BENGHAZI, LIBYA—Libyan rebels may be low on weapons needed to topple Moammar Gadhafi, but there is certainly no shortage of souvenirs available commemorating the revolution.

Roughly a dozen stands set up outside the courthouse in downtown Benghazi, the de facto capital of rebel-held eastern Libya, sell a dizzying array of hats, scarves, T-shirts, coffee mugs, pins, buttons, key chains, stickers, bracelets, car deodorizers, cassette tapes and CDs — all decked out in the red, black and green colours of the ubiquitous rebel flag.

The selection rivals what you would find at many souvenir shops outside professional sports games in the United States and provides a strange contrast to the fierce fighting occurring in other parts of Libya.

“I’m looking for something I can attach to my clothes to show the people that I’m with the rebels,” said Omar Suleiman, a 53-year-old doctor who was also browsing for a hat or a flag for his three kids.

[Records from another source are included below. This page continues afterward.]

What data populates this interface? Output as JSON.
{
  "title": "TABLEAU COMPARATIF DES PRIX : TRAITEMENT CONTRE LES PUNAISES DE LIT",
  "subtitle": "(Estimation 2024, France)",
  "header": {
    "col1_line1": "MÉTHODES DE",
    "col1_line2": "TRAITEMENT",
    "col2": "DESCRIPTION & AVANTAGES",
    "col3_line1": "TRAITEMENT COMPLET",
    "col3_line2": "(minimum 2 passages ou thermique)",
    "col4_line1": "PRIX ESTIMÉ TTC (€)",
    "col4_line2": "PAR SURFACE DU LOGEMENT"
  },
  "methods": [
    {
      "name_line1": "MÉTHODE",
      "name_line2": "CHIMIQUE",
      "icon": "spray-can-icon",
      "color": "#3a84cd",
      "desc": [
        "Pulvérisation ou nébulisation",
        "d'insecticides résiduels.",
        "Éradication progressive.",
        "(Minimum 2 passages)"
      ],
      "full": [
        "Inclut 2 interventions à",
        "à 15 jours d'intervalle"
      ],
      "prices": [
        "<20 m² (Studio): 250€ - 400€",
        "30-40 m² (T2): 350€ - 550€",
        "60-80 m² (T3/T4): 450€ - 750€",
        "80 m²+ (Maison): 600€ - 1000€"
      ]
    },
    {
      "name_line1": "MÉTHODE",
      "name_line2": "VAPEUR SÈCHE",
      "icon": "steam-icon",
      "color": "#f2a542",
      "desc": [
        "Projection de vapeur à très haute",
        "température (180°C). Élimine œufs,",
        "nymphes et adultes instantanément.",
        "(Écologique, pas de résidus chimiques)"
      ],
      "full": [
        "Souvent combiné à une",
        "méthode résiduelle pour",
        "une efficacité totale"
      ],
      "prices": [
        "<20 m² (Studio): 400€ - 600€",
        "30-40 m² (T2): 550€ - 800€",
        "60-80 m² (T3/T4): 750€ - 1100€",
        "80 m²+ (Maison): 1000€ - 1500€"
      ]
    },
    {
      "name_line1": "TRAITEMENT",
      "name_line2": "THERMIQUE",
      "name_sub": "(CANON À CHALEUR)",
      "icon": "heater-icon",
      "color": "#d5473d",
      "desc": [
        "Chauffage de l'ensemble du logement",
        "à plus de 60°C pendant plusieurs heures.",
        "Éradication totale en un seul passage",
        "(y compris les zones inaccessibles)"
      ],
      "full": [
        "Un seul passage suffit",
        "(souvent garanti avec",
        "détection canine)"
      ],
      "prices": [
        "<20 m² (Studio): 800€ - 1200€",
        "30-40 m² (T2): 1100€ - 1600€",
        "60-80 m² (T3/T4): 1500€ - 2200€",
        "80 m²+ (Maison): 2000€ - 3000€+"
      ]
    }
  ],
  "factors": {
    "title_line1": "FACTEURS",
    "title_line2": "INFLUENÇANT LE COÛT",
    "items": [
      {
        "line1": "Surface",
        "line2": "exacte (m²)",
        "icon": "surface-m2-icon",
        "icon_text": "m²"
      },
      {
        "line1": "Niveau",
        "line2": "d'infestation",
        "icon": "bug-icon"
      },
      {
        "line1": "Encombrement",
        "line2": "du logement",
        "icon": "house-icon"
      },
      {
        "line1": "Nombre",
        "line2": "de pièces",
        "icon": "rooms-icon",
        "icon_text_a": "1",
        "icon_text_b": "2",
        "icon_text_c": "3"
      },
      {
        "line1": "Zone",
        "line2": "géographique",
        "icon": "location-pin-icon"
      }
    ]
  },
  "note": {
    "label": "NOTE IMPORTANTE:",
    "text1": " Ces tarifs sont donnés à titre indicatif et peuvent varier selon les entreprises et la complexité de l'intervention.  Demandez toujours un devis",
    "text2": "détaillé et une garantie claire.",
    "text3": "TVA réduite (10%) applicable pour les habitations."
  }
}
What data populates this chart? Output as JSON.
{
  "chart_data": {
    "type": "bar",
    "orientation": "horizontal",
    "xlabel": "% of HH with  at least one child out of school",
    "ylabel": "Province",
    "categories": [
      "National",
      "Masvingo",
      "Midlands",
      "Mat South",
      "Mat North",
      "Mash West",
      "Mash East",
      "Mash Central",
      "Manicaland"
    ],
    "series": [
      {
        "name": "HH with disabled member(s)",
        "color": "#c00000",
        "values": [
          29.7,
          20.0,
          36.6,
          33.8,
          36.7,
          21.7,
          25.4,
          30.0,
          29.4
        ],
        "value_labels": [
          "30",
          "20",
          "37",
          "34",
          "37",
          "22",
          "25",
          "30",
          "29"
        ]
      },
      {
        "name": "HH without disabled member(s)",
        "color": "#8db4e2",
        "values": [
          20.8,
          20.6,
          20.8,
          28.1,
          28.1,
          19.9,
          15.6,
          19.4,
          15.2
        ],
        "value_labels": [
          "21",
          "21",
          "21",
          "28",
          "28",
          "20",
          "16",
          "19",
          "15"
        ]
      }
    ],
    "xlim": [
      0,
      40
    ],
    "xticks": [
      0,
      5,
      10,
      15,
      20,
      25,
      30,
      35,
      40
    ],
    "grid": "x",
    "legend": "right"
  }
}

The steady flow of customers to the stands near the courthouse and scattered elsewhere throughout the city is a testament to the revolutionary fervour that has swept eastern Libya, and also the power of capitalism.

Many of the men operating the souvenir tables said they set them up in early March, less than a month after the revolution started in mid-February.

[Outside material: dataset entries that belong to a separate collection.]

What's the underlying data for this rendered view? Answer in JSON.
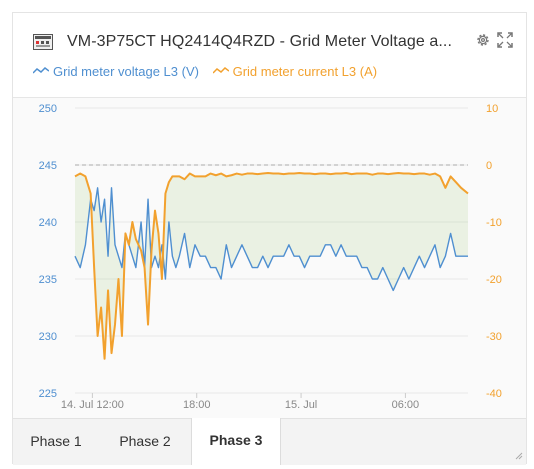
{
  "widget": {
    "title": "VM-3P75CT HQ2414Q4RZD - Grid Meter Voltage a...",
    "icons": {
      "meter": "meter-icon",
      "settings": "gear-icon",
      "expand": "expand-icon"
    },
    "tabs": [
      {
        "label": "Phase 1",
        "active": false
      },
      {
        "label": "Phase 2",
        "active": false
      },
      {
        "label": "Phase 3",
        "active": true
      }
    ]
  },
  "legend": [
    {
      "label": "Grid meter voltage L3 (V)",
      "color": "#4f8fd0"
    },
    {
      "label": "Grid meter current L3 (A)",
      "color": "#f2a12e"
    }
  ],
  "chart_data": {
    "type": "line",
    "x_ticks": [
      "14. Jul 12:00",
      "18:00",
      "15. Jul",
      "06:00"
    ],
    "x_tick_hours": [
      12,
      18,
      24,
      30
    ],
    "x_range_hours": [
      11.0,
      33.6
    ],
    "y_left": {
      "ticks": [
        "225",
        "230",
        "235",
        "240",
        "245",
        "250"
      ],
      "range": [
        225,
        250
      ]
    },
    "y_right": {
      "ticks": [
        "-40",
        "-30",
        "-20",
        "-10",
        "0",
        "10"
      ],
      "range": [
        -40,
        10
      ]
    },
    "reference_line_right": 0,
    "series": [
      {
        "name": "Grid meter voltage L3 (V)",
        "axis": "left",
        "color": "#4f8fd0",
        "x": [
          11.0,
          11.3,
          11.6,
          11.9,
          12.1,
          12.3,
          12.5,
          12.7,
          12.9,
          13.1,
          13.3,
          13.5,
          13.7,
          13.9,
          14.1,
          14.3,
          14.5,
          14.8,
          15.0,
          15.2,
          15.4,
          15.6,
          15.8,
          16.0,
          16.2,
          16.4,
          16.6,
          16.8,
          17.0,
          17.3,
          17.6,
          17.9,
          18.2,
          18.5,
          18.8,
          19.1,
          19.4,
          19.7,
          20.0,
          20.3,
          20.6,
          20.9,
          21.2,
          21.5,
          21.8,
          22.1,
          22.4,
          22.7,
          23.0,
          23.3,
          23.6,
          23.9,
          24.2,
          24.5,
          24.8,
          25.1,
          25.4,
          25.7,
          26.0,
          26.3,
          26.6,
          26.9,
          27.2,
          27.5,
          27.8,
          28.1,
          28.4,
          28.7,
          29.0,
          29.3,
          29.6,
          29.9,
          30.2,
          30.5,
          30.8,
          31.1,
          31.4,
          31.7,
          32.0,
          32.3,
          32.6,
          32.9,
          33.2,
          33.6
        ],
        "values": [
          237,
          236,
          238,
          242,
          241,
          243,
          240,
          242,
          237,
          243,
          238,
          237,
          236,
          239,
          238,
          237,
          236,
          240,
          236,
          242,
          236,
          237,
          236,
          238,
          235,
          240,
          237,
          236,
          237,
          239,
          236,
          238,
          237,
          237,
          236,
          236,
          235,
          238,
          236,
          237,
          238,
          237,
          236,
          236,
          237,
          236,
          237,
          237,
          237,
          238,
          237,
          237,
          236,
          237,
          237,
          237,
          238,
          238,
          237,
          238,
          237,
          237,
          237,
          236,
          236,
          235,
          235,
          236,
          235,
          234,
          235,
          236,
          235,
          236,
          237,
          236,
          237,
          238,
          236,
          237,
          239,
          237,
          237,
          237
        ]
      },
      {
        "name": "Grid meter current L3 (A)",
        "axis": "right",
        "color": "#f2a12e",
        "x": [
          11.0,
          11.3,
          11.6,
          11.9,
          12.1,
          12.3,
          12.5,
          12.7,
          12.9,
          13.1,
          13.3,
          13.5,
          13.7,
          13.9,
          14.1,
          14.3,
          14.5,
          14.8,
          15.0,
          15.2,
          15.4,
          15.6,
          15.8,
          16.0,
          16.2,
          16.4,
          16.6,
          16.8,
          17.0,
          17.3,
          17.6,
          17.9,
          18.2,
          18.5,
          18.8,
          19.1,
          19.4,
          19.7,
          20.0,
          20.3,
          20.6,
          20.9,
          21.2,
          21.5,
          21.8,
          22.1,
          22.4,
          22.7,
          23.0,
          23.3,
          23.6,
          23.9,
          24.2,
          24.5,
          24.8,
          25.1,
          25.4,
          25.7,
          26.0,
          26.3,
          26.6,
          26.9,
          27.2,
          27.5,
          27.8,
          28.1,
          28.4,
          28.7,
          29.0,
          29.3,
          29.6,
          29.9,
          30.2,
          30.5,
          30.8,
          31.1,
          31.4,
          31.7,
          32.0,
          32.3,
          32.6,
          32.9,
          33.2,
          33.6
        ],
        "values": [
          -2,
          -1.5,
          -2,
          -5,
          -18,
          -30,
          -25,
          -34,
          -22,
          -33,
          -28,
          -20,
          -30,
          -12,
          -14,
          -10,
          -13,
          -15,
          -18,
          -28,
          -15,
          -8,
          -12,
          -20,
          -5,
          -3,
          -2,
          -2,
          -2,
          -2.5,
          -1.5,
          -2,
          -2,
          -2,
          -1.5,
          -1.8,
          -1.5,
          -2,
          -1.8,
          -1.5,
          -1.7,
          -1.5,
          -1.5,
          -1.6,
          -1.5,
          -1.4,
          -1.5,
          -1.5,
          -1.6,
          -1.5,
          -1.5,
          -1.4,
          -1.5,
          -1.5,
          -1.6,
          -1.5,
          -1.5,
          -1.6,
          -1.5,
          -1.5,
          -1.4,
          -1.6,
          -1.5,
          -1.5,
          -1.5,
          -1.7,
          -1.5,
          -1.5,
          -1.6,
          -1.5,
          -1.4,
          -1.5,
          -1.5,
          -1.6,
          -1.5,
          -1.5,
          -1.7,
          -1.5,
          -2,
          -4,
          -2,
          -3,
          -4,
          -5
        ]
      }
    ]
  }
}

“The people had a thirst to have something related to the revolution to show their quest for freedom,” said Abu Bilal, a 40-year-old Egyptian who lives in Benghazi and operates one of the stands near the courthouse.

Abu Bilal and other vendors said they source most of their goods from neighbouring Egypt. But some of them carry “Made in China” tags, a sensitive issue since China hasn’t been supportive of the international community’s attempt to help the rebels by enforcing a no-fly zone over Libya.

“I think only the labels were made in China,” said Abu Bilal defensively when asked about a large pile of rebel flag key chains he was selling.

But questions about the origin of the goods doesn’t seem to have hurt sales.

“We buy stuff so that Gadhafi will leave,” said Mohammed Fouzay, a 17-year-old student who was shopping with his father and two brothers. He picked up a small rebel flag and a large “Free Libya” sticker that he planned to stick on the family car’s license plate to cover up references to Gadhafi’s regime.

Vendors also sell stickers that locals place on Libyan one dinar notes to cover up Gadhafi’s picture with that of Omar Mukhtar, a Libyan hero who fought against Italian occupation in the early 1900s and was eventually hanged. His stern, white-bearded image adorns many of the souvenirs for sale, as does his famous motto: “We won’t give up. We win or die.”

Which fate will greet the rebels is still uncertain, but profits, at least, seem assured.